Walter Pierce, Modernist Architect, Dies at 93
2013-03-18 09:43:02 未知
Had Paul Revere made another pass through Lexington, Mass., only this time in the 1940s, he might have issued a different warning as he galloped again past the familiar old saltboxes and Colonial houses still bordering its New England streets:
“The Modernists are coming! The Modernists are coming!”
But the Modernists, unlike the British, would not be turned back.
One of them was Walter Pierce, a Brooklyn-born architect whose suburban subdivision of spare but stylish split-level houses helped make the new aesthetic acceptable — and affordable — in the city where some of the first shots of the Revolutionary War were fired.
Mr. Pierce died on Feb. 27 at his home in Lexington, his family said. He was 93, having lived his last 55 years in a house he built in a Modernist — and now officially historic — subdivision that he designed, Peacock Farm.
The 45-acre Peacock Farm, built from 1952 to 1958, shared the subdivision tradition of taking its name from the previous identity of the site; peacocks really had been raised there. But it was far from traditional. Floor plans were open, wide expanses of glass substituted for walls, roofs were asymmetrical and only slightly sloped, and basements were raised higher than in most houses, allowing in more light and elevating their role. The houses, built on wooded and often hilly lots, were tailored to accommodate the natural setting rather than conquer it.
Mr. Pierce, working with his partner, Danforth Compton, both of whom had studied at the Massachusetts Institute of Technology, essentially designed one house made of interchangeable parts. Its layout could be reversed or turned sideways to suit the topography and maximize light, further distinguishing it from the older houses along the streets.
Peacock Farm was not the first Modernist development in the area. Interest in Modernism’s aesthetics, including its philosophical aversion to ornament, was on the rise in the architecture schools at Harvard and M.I.T. in the 1940s. Affordable land outside Boston made for a clean canvas and, at the time, an easy commute. The architect Carl Koch, an instructor of Mr. Pierce and Mr. Compton, built Modernist houses in nearby Belmont in the early ’40s.
Later in the decade came Six Moon Hill, a small group of houses designed by The Architects’ Collaborative, a group that included the Bauhaus architect Walter Gropius, who was teaching at Harvard. Another development by the group, Five Fields, was built around the time of Peacock Farm.
“We were all imbued with the idea of the modern house,” Mr. Pierce said in a 2011 interview, “and we were all doing custom houses and simultaneously liked the challenge we made for ourselves: can we design a standard house at a price that young homeowners could afford? And that meant standardization.”
Mr. Pierce recalled some residents muttering that his houses resembled chicken coops, but most critics approved, including the young academic families who tended to buy them. His split-level plan placed first in the 1957 standard-plan competition held by the American Institute of Architects, Better Homes and Gardens magazine and NBC. The home was eventually built in other locations in Massachusetts and around the country.
It is not uncommon for some new owners of modern houses to modify them significantly — or even tear them down and replace them with something neocolonial. Other developments in the Lexington area have changed greatly. But Peacock Farm has made a point of preserving itself. Its residents have largely adhered to covenants that forbid major alterations. In November, the development was listed on the National Register of Historic Places under a broad application to preserve early Modernist architecture.
“Peacock Farm proved that there was a market for well-designed, well-sited, standard-plan Modernist homes,” the application said.
Walter Smith Pierce was born in Brooklyn on Feb. 10, 1920. He graduated from Virginia Polytechnic Institute in 1941 and entered the Army.
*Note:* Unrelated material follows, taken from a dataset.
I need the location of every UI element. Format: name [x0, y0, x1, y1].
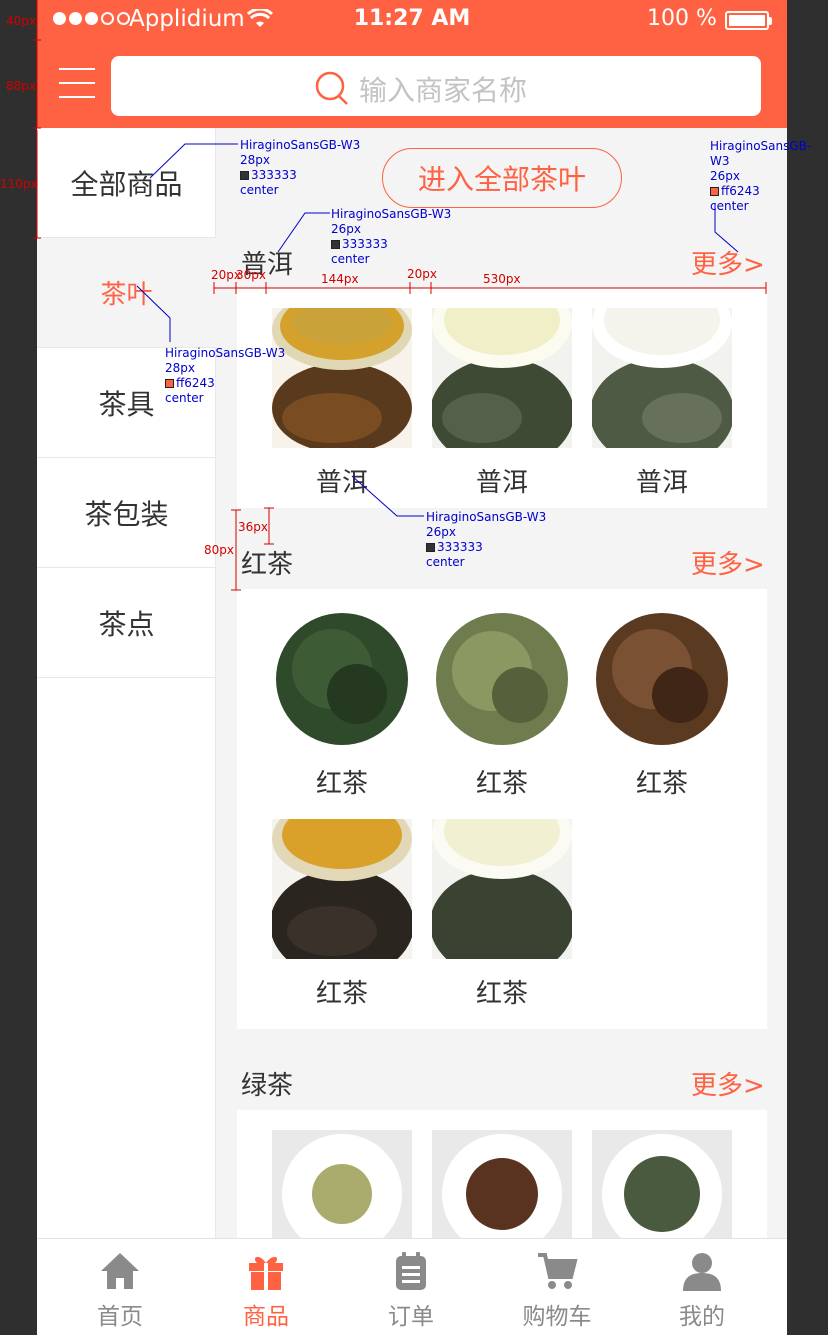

While serving in the Corps of Engineers, he worked on reconstruction projects in Europe at the end of World War II. He returned to study architecture at M.I.T. and later went to Europe on a Fulbright fellowship.
He eventually returned to Cambridge and started a firm with Mr. Compton. They worked together until Mr. Compton died in 1955. Mr. Pierce started a new firm in 1964 that designed public schools, custom homes and research buildings, including at the Marine Biological Laboratory at Woods Hole, Mass. He was elected an A.I.A. fellow in 1969.
He is survived by his sons, Steffen and Christian, and two grandchildren. His wife of 55 years, Marianne Fisker, died in 2006.
Mr. Pierce often emphasized that Peacock Farm was about more than the houses; it was intended to improve people’s lives, in part through improving their relationship to the land.
In 2002, he wrote that the property had little appeal to traditional developers: “It was heavily wooded and there were wetlands (although not so-defined at the time). Much of the land gradient was steep, and much of the site was underlaid with ledge. To our eyes, these were assets that could be worked with. The land formed a natural bowl, shielded from the north by the hill and sloping down to the south and southeast, nice attributes in this northern latitude.”